Publiczność była bardzo podzielona w swoich opiniach i reakcjach. Część klaskała na stojąco, gdy inni pozostali raczej chłodni.
Niezadowolenie z pewnością wzbudziły nazbyt liczne skróty dokonane w partyturze. Istotnie, wiele skrótów pochodzi najprawdopodobniej od samego Haydna, który – zmuszony okolicznościami! – zredukował rozmiary niektórych arii dla potrzeb wykonania z 1784 roku. Zachowywanie tych skrótów nie jest niczym uzasadnione, ponieważ ingerują one w sens muzyczny i w spójność formy. Jakby tego było mało, oprócz tradycyjnych skrótów, dokonano kilku dalszych. Tylko arie Tobiasza i Sary zachowane zostały w całości, prawdopodobnie dzięki uporowi solistów. Dość jednak powiedzieć, że pierwsza część utworu została skrócona mniej więcej o jedną trzecią.

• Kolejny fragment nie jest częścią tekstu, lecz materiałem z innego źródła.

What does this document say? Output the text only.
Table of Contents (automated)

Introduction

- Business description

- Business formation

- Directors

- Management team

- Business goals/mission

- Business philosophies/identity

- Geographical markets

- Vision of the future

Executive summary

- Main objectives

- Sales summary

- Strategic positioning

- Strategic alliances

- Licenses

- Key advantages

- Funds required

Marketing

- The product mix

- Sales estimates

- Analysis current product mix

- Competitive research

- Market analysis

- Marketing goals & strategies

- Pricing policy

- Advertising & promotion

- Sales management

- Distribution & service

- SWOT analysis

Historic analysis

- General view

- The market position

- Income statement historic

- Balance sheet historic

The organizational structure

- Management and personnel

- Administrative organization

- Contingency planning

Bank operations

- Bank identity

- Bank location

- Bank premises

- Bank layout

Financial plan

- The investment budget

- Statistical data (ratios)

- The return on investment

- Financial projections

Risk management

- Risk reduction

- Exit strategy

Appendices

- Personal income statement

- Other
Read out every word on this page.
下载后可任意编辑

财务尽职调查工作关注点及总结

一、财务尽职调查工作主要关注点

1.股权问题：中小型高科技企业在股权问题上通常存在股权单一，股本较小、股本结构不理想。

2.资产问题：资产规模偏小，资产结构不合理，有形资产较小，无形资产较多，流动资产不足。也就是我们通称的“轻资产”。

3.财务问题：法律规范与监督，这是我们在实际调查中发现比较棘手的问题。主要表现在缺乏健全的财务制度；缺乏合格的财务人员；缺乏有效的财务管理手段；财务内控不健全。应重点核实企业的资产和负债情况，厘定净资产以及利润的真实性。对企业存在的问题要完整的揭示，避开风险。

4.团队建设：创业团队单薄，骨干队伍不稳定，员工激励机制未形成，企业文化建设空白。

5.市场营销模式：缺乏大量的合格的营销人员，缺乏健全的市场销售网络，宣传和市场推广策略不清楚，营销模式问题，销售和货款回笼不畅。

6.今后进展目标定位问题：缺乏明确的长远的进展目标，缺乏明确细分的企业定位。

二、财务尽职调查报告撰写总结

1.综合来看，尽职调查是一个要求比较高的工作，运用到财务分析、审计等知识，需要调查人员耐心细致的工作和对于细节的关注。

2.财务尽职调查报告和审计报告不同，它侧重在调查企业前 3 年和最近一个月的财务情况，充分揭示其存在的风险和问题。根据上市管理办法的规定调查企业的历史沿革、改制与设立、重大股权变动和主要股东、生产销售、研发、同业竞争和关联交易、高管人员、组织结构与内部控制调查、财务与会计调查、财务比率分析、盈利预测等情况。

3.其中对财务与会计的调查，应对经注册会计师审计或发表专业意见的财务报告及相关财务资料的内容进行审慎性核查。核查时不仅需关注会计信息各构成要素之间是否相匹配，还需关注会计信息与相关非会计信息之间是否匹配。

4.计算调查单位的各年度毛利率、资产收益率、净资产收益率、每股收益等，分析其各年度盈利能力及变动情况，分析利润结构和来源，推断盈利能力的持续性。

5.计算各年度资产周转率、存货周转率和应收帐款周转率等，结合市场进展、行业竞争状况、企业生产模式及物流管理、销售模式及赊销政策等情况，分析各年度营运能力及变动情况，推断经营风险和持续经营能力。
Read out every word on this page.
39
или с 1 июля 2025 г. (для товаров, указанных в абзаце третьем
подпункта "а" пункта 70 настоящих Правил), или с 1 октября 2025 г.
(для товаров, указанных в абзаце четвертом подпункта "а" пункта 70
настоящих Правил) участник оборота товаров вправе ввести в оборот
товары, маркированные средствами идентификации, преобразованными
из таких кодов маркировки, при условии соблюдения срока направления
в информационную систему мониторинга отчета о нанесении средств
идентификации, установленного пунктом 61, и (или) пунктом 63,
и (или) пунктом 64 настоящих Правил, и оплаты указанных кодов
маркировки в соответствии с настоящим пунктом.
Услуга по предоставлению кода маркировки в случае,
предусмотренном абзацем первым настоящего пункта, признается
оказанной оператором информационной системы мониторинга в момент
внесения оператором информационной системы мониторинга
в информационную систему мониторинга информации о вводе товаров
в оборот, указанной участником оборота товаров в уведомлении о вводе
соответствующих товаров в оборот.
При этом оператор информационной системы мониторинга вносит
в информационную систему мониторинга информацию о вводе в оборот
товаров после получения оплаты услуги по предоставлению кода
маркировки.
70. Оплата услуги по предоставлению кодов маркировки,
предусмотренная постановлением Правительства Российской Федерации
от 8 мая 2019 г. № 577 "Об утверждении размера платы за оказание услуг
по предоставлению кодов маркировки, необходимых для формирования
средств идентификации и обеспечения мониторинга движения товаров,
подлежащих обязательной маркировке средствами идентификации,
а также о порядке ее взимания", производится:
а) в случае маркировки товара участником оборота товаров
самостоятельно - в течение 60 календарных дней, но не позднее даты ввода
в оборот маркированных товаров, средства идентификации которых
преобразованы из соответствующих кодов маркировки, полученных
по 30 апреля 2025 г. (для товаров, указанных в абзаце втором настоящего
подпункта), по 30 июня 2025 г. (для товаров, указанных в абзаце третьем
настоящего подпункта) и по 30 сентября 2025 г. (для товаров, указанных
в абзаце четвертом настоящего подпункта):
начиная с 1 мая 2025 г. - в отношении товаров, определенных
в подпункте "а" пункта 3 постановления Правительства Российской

Narzekać też można było na waltornie. To nie był udany wieczór w ich wykonaniu. Ale rogi naturalne są trudne do poskromienia i nieczyste dźwięki są raczej regułą niż wyjątkiem, gdy mowa o wykonaniach koncertowych. Ale niech mi kto powie – jeżeli orkiestra stroi się do oboju, dlaczegóż, u licha, obój nie stroił?!
Ta część publiczności, która wyrażała swój zachwyt, z pewnością porwana została energią rytmiczna i entuzjazmem Martina Haselböcka. Cechy te udzieliły się też muzykom Wiener Akademie. Słuchacze byli oczarowani wspaniałym występem zespołu Chorus sine nomine, bez wątpienia jednego z najlepszych chórów na świecie. Publiczność na pewno doceniła też kwintet solistów. Timothy Sharp bardzo kulturalnie wykonał partię Tobita, a Stefanie Irányi dzielnie walczyła z trudnościami partii Anny. Rola Rafaela była potraktowana na sposób operowy przez Romelię Lichtenstein, która może zapisać dzisiejszy wieczór na konto swoich sukcesów. Partia tytułowa została zaprezentowana przez Tilmana Lichdiego, doświadczonego tenora oratoryjno-kantatowego. Jego wykonanie było znakomite, zwłaszcza pod względem rytmicznym. I wreszcie – Bernarda Bobro, jako żona Tobiasza, Sara. Jej kreacja na pewno pozostanie na długo w naszej pamięci.